Fay gripped his bare arm. “Not all magic.” They shared a long look; haunted on her side, determined on his.

“Someone has to restrain the zombies,” Steve said. “You’re strong in magic and you said you felt resistance to your efforts. How much help will the other mages be?”

“Good point.” Kora pushed magic at the zombies standing silently peering through the gate.

One or two zombies went back a couple of steps. The others merely leaned back a moment before regaining their balance. However, the magical attack restarted their keening.

The sharp, lamenting, yet hungry cry shivered across Gina’s nerves.

But none of the zombies tried to get through the gate that was closed but unlocked. They were truly bound to the house.

Cold dread filled Gina’s stomach, curdling to nausea. It wasn’t hope she felt, although a thought challenged her that perhaps she could help.

No, no, no.
Even as the chant of resistance echoed like a mantra in her mind, she cast her house witchery magic towards the house and compound. She didn’t try to use the magic, just let it slip into the walls and land, into the essence of the structure and surroundings that made it a place of habitation.

Her magic had been coiled and ready for so long; pitched first to find and save Lewis, then to save the children in Mérida, and finally, to save Gina from the demon and its workings. Now that she let it act, and to choose its own familiar path through a residence, it acted swiftly and returned its knowledge to her.

Gina stumbled away and vomited behind a tree.

Lewis handed her a water bottle and stepped away while she rinsed her mouth. “We have no idea how long the zombies will be limited to the compound. The binding may fade with the demon’s passing or collapse at sunset.”

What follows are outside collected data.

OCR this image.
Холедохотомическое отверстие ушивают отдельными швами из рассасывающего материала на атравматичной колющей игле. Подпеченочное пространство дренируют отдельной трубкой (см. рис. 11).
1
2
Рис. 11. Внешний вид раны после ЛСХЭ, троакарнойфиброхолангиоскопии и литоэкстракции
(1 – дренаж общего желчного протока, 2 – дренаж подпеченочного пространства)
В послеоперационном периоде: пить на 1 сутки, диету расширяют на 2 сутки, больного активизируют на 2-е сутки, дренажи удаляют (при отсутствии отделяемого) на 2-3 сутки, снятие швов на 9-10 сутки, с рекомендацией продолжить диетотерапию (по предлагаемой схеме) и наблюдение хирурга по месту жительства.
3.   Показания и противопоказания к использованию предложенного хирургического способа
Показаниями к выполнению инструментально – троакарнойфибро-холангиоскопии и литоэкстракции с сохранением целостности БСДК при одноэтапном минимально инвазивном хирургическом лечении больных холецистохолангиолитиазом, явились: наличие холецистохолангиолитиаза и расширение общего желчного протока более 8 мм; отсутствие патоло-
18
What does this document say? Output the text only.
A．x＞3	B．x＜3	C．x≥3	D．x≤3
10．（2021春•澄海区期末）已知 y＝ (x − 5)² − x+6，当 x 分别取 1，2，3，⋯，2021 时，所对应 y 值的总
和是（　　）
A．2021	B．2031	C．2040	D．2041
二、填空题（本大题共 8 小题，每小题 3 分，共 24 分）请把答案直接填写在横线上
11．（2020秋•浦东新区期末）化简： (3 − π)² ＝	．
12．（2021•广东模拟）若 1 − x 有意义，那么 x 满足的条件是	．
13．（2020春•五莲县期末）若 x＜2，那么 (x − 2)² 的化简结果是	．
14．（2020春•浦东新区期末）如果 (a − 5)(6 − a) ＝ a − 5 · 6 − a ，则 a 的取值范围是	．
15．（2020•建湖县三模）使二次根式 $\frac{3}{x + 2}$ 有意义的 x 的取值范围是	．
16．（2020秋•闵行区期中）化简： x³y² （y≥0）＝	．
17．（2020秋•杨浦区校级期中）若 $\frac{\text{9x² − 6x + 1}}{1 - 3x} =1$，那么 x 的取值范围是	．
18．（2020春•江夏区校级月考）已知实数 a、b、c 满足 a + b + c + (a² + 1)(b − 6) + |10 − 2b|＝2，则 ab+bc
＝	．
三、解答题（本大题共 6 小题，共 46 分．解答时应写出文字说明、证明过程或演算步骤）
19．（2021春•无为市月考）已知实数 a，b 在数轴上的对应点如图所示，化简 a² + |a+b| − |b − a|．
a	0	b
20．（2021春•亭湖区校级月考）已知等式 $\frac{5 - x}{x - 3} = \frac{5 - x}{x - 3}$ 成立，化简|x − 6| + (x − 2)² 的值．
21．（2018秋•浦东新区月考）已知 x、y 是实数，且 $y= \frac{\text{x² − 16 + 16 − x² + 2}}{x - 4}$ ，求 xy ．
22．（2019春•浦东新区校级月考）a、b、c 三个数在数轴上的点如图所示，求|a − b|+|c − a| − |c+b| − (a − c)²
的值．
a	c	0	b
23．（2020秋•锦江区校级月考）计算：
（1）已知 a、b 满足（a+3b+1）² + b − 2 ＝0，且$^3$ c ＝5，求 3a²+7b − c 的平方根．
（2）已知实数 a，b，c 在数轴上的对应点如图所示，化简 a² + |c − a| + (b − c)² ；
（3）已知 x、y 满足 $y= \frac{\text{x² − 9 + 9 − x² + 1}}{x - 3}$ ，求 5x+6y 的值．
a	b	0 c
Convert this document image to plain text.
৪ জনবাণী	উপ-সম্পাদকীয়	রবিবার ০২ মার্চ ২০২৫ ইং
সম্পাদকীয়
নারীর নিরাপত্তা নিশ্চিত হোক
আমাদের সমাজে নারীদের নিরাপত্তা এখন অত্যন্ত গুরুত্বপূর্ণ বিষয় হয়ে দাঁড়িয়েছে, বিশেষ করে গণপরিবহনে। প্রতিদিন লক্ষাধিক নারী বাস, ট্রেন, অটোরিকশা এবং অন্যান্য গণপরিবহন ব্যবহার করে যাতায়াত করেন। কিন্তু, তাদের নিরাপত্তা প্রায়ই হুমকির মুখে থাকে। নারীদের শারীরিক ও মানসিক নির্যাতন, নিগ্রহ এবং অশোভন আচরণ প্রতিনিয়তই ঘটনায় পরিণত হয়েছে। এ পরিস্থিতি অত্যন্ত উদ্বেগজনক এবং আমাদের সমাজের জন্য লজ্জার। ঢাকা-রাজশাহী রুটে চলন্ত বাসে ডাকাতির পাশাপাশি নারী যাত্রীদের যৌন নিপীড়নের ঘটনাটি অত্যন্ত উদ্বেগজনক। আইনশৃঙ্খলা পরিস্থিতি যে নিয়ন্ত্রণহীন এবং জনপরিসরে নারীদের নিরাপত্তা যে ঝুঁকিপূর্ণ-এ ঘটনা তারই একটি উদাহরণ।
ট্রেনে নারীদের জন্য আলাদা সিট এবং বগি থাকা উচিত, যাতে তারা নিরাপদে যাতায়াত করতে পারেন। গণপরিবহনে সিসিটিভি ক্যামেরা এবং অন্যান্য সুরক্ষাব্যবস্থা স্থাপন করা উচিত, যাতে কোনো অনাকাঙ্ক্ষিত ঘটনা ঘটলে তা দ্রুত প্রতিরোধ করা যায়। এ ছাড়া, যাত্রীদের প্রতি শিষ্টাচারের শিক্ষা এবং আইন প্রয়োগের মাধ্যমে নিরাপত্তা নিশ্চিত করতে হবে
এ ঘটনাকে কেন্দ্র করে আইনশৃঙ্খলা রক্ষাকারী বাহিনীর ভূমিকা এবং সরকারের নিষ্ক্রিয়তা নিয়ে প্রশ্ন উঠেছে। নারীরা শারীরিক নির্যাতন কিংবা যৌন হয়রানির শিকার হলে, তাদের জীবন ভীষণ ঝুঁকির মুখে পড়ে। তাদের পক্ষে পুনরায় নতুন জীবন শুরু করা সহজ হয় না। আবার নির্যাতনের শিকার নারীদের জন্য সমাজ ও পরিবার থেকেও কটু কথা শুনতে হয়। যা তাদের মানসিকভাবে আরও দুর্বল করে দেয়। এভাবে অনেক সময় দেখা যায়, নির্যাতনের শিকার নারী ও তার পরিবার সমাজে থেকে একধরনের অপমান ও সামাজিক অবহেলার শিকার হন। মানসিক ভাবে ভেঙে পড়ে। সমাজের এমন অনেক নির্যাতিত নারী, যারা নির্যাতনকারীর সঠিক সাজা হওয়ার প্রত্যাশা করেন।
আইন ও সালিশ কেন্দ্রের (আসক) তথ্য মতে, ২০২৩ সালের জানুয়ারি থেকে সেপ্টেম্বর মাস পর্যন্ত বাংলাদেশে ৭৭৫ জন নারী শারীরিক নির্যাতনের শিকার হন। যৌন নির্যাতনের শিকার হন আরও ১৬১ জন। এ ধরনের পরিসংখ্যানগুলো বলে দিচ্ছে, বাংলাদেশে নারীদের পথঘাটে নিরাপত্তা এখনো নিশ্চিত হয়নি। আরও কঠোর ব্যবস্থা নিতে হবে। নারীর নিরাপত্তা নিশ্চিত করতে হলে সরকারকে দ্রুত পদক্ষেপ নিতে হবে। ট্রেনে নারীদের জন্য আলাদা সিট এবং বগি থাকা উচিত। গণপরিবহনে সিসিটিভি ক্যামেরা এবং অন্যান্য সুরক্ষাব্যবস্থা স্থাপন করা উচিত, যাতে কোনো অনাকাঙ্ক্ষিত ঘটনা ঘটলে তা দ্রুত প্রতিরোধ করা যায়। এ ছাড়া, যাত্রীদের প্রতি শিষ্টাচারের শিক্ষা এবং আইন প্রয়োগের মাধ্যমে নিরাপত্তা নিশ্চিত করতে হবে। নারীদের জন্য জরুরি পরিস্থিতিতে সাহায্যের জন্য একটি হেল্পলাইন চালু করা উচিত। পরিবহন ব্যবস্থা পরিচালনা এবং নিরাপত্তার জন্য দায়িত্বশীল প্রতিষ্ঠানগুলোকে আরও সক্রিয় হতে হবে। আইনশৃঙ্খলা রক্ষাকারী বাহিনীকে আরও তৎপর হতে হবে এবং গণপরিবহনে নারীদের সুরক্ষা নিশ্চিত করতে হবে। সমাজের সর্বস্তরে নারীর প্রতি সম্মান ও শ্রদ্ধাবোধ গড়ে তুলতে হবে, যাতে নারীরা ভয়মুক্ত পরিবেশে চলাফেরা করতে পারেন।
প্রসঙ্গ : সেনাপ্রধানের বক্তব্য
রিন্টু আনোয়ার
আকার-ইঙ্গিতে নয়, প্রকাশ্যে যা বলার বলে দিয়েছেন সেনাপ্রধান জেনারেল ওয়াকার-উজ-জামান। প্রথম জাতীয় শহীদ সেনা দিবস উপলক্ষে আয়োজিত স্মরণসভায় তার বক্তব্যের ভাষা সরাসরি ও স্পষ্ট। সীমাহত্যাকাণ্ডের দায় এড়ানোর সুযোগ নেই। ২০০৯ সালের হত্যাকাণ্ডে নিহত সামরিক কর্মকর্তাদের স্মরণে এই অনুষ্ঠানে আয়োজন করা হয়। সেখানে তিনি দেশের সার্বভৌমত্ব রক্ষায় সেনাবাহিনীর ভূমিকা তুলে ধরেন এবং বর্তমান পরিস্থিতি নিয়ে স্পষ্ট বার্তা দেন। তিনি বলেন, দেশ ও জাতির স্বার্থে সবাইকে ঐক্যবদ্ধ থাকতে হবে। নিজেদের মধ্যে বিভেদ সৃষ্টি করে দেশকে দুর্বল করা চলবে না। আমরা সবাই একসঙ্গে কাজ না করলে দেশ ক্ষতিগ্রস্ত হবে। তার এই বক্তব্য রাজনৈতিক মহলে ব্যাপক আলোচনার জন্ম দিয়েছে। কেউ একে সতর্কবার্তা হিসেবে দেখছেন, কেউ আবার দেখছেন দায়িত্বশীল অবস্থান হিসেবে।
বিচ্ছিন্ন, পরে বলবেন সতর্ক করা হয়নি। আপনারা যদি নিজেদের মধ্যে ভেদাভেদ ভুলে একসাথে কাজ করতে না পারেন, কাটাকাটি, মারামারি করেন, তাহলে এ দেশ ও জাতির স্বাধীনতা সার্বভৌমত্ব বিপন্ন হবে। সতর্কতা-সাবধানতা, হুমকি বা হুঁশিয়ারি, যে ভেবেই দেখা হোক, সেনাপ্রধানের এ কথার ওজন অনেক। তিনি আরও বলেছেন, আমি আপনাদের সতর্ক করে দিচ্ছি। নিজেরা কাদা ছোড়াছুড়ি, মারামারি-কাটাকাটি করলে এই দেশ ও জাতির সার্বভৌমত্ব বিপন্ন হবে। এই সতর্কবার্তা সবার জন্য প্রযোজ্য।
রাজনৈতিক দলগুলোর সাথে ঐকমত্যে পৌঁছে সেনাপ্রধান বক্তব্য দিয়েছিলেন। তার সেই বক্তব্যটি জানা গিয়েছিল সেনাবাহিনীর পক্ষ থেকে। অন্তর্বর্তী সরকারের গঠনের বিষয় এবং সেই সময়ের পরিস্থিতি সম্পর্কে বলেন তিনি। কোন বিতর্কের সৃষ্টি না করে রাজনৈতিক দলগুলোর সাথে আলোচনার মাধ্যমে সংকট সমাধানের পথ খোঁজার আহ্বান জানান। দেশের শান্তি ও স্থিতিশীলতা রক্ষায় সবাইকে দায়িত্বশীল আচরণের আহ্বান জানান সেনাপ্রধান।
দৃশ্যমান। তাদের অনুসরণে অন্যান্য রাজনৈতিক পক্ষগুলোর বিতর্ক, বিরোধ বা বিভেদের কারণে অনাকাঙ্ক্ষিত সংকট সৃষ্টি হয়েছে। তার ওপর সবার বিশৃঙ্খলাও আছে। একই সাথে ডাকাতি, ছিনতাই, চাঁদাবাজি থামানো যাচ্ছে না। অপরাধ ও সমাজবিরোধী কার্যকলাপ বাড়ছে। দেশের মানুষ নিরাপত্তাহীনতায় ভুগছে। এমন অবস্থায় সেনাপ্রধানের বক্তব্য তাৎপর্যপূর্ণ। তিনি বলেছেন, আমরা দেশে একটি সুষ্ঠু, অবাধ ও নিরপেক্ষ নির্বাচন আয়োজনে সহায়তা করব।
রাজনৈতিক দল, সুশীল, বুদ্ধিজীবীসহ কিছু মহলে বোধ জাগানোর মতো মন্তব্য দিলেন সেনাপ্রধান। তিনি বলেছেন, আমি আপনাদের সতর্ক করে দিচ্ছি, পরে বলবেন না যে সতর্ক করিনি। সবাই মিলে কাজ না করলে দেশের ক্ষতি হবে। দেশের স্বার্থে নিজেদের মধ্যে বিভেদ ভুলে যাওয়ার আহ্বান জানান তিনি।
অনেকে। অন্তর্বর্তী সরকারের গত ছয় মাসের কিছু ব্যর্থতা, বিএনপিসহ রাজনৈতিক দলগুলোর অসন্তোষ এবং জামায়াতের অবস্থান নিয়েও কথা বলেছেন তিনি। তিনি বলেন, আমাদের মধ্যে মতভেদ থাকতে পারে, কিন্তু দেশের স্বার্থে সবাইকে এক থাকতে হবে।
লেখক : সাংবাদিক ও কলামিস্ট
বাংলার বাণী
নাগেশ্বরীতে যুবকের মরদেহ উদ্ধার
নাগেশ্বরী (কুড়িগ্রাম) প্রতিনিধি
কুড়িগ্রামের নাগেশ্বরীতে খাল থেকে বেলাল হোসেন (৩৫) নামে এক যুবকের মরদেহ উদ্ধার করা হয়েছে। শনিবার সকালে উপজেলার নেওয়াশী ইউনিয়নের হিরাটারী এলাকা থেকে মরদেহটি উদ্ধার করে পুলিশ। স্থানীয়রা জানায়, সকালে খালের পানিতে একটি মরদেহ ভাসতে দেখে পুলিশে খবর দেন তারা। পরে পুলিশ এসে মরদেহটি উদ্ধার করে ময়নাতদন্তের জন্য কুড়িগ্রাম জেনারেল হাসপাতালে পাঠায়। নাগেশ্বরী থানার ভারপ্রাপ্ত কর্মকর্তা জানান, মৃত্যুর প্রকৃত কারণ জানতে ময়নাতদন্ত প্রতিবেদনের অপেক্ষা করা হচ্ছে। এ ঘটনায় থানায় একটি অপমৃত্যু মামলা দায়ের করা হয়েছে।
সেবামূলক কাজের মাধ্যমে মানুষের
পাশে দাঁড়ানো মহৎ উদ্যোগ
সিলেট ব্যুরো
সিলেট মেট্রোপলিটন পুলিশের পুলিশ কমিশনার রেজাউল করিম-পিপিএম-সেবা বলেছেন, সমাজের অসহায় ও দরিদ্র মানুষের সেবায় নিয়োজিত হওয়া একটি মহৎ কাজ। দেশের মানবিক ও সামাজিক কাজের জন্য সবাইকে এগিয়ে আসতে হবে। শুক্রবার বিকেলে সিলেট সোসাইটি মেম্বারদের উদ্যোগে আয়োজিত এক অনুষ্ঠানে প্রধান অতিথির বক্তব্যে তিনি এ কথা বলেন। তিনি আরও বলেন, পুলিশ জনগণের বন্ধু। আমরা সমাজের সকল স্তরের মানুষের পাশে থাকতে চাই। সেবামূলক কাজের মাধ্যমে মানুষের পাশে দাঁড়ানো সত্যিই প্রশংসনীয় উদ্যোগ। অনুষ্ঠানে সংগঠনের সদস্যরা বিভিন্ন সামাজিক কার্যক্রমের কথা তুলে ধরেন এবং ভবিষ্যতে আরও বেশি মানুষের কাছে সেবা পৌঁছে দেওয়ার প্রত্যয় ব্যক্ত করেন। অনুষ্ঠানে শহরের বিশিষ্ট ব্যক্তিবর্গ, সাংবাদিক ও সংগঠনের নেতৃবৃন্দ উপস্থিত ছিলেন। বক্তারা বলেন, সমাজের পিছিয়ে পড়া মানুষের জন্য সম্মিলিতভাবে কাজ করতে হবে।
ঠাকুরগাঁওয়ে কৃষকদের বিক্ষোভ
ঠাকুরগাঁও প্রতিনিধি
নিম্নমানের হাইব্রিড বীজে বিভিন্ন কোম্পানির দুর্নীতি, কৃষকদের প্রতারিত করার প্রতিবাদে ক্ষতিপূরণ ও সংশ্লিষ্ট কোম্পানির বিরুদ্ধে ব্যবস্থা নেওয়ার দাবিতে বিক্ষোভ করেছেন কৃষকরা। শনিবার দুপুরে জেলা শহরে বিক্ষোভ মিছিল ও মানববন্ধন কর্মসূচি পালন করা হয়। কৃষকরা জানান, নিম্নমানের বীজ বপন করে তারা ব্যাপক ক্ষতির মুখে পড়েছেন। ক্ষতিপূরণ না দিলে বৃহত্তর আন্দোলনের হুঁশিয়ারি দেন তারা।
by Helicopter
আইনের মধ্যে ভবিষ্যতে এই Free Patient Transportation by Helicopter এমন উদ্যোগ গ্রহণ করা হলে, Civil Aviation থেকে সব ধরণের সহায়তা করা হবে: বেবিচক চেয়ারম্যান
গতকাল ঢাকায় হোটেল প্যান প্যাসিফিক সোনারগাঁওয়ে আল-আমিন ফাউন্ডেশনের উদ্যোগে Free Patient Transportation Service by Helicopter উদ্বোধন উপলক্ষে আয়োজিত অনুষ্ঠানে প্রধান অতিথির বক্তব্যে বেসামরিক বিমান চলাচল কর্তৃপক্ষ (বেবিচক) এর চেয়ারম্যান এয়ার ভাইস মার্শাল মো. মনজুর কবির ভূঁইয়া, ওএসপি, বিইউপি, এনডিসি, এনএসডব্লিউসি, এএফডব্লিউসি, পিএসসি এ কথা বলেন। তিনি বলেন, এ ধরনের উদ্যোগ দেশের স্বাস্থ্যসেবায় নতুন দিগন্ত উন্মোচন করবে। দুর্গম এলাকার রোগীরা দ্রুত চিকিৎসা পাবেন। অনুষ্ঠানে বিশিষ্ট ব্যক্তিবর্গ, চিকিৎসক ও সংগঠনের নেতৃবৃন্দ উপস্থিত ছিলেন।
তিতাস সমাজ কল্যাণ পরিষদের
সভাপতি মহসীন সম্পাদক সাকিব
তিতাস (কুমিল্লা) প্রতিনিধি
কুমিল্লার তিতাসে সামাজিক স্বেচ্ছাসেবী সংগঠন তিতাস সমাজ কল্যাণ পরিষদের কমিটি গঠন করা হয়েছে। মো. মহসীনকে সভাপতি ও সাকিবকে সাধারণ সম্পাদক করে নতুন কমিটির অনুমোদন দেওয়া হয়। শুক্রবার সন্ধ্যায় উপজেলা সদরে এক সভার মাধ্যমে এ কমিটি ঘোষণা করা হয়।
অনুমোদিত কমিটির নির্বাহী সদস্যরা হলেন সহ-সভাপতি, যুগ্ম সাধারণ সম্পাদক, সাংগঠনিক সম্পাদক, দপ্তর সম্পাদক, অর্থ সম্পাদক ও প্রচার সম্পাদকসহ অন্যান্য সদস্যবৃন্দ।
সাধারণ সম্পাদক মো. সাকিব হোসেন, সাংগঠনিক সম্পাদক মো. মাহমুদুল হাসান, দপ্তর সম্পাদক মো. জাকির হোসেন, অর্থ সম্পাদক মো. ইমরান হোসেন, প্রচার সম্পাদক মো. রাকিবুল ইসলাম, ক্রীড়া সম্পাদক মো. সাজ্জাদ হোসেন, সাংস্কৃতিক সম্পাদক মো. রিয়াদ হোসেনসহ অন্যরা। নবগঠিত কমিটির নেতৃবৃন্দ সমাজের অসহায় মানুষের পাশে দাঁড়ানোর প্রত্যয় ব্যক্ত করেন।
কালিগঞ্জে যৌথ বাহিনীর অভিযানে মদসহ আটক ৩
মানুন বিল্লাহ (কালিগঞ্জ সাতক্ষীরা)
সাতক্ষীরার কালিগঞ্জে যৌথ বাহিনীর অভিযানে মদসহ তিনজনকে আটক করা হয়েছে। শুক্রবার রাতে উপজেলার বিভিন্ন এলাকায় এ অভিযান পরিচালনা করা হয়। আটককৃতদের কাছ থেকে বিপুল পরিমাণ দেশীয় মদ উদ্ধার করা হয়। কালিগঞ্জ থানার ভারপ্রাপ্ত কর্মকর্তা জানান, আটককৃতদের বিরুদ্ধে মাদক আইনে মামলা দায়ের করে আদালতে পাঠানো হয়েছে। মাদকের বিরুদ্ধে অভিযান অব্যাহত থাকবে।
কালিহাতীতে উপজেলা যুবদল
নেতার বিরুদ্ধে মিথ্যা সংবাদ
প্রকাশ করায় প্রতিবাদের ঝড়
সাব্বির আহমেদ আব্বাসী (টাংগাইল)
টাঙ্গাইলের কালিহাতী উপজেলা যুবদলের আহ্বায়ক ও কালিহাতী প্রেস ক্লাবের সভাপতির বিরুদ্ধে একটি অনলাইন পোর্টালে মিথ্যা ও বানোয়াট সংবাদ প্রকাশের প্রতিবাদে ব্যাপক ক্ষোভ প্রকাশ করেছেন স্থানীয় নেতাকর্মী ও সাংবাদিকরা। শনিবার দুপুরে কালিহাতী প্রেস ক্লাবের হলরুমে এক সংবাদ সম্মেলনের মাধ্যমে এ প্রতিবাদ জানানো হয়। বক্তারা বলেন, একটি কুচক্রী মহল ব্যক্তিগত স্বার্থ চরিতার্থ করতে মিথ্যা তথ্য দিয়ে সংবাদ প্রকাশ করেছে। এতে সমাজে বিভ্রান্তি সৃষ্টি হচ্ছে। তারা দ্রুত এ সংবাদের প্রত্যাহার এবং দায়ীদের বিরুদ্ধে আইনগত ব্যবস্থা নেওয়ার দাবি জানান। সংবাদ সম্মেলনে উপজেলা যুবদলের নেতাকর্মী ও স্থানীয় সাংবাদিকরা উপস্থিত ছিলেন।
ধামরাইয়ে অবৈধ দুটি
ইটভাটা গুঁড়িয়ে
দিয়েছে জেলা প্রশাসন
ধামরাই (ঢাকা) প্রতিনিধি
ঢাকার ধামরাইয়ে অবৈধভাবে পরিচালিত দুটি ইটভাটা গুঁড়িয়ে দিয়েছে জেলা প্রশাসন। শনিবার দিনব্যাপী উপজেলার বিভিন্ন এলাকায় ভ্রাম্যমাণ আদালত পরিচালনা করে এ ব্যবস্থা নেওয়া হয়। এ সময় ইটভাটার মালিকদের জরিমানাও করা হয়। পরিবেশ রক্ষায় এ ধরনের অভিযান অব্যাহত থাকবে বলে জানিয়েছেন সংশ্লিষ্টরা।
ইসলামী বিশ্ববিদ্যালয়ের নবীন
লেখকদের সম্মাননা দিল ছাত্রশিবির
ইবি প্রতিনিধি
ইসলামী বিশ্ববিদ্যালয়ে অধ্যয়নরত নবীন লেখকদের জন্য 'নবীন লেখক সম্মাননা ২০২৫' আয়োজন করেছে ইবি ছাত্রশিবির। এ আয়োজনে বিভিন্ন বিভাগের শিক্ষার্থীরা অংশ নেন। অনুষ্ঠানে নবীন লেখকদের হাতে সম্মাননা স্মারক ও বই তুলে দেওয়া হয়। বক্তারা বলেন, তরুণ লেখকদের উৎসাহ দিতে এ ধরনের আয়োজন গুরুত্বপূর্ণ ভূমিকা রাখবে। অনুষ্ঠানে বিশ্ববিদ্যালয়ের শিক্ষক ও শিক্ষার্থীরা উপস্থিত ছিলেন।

“It won’t,” Gina said. She didn’t feel embarrassed that everyone had seen her retching. Matters were too serious. “The zombies are tied to the compound. They’re part of it. I’m not sure how, but my magic—I’m a house witch—recognizes the zombies not as people or one-time people, but as mobile extensions of the house. As such.” She took a steadying breath, reminding her stomach that it was already empty. “I can control the zombies.”

“You?” Kora asked skeptically.

Lewis gripped her shoulder. “Are you sure?”

Gina concentrated on the zombies by the gate. She needed to demonstrate her power over them, but at the same time, she wasn’t willing to waste her magic. She started the zombies sweeping the gravel. Since they lacked brooms, her house witchery magic dropped the zombies to their knees and had them sweep the gravel with their bare hands.

A couple of the guardians swore.

“I’ll hold the zombies,” Gina said. “You go find how the demon created them.”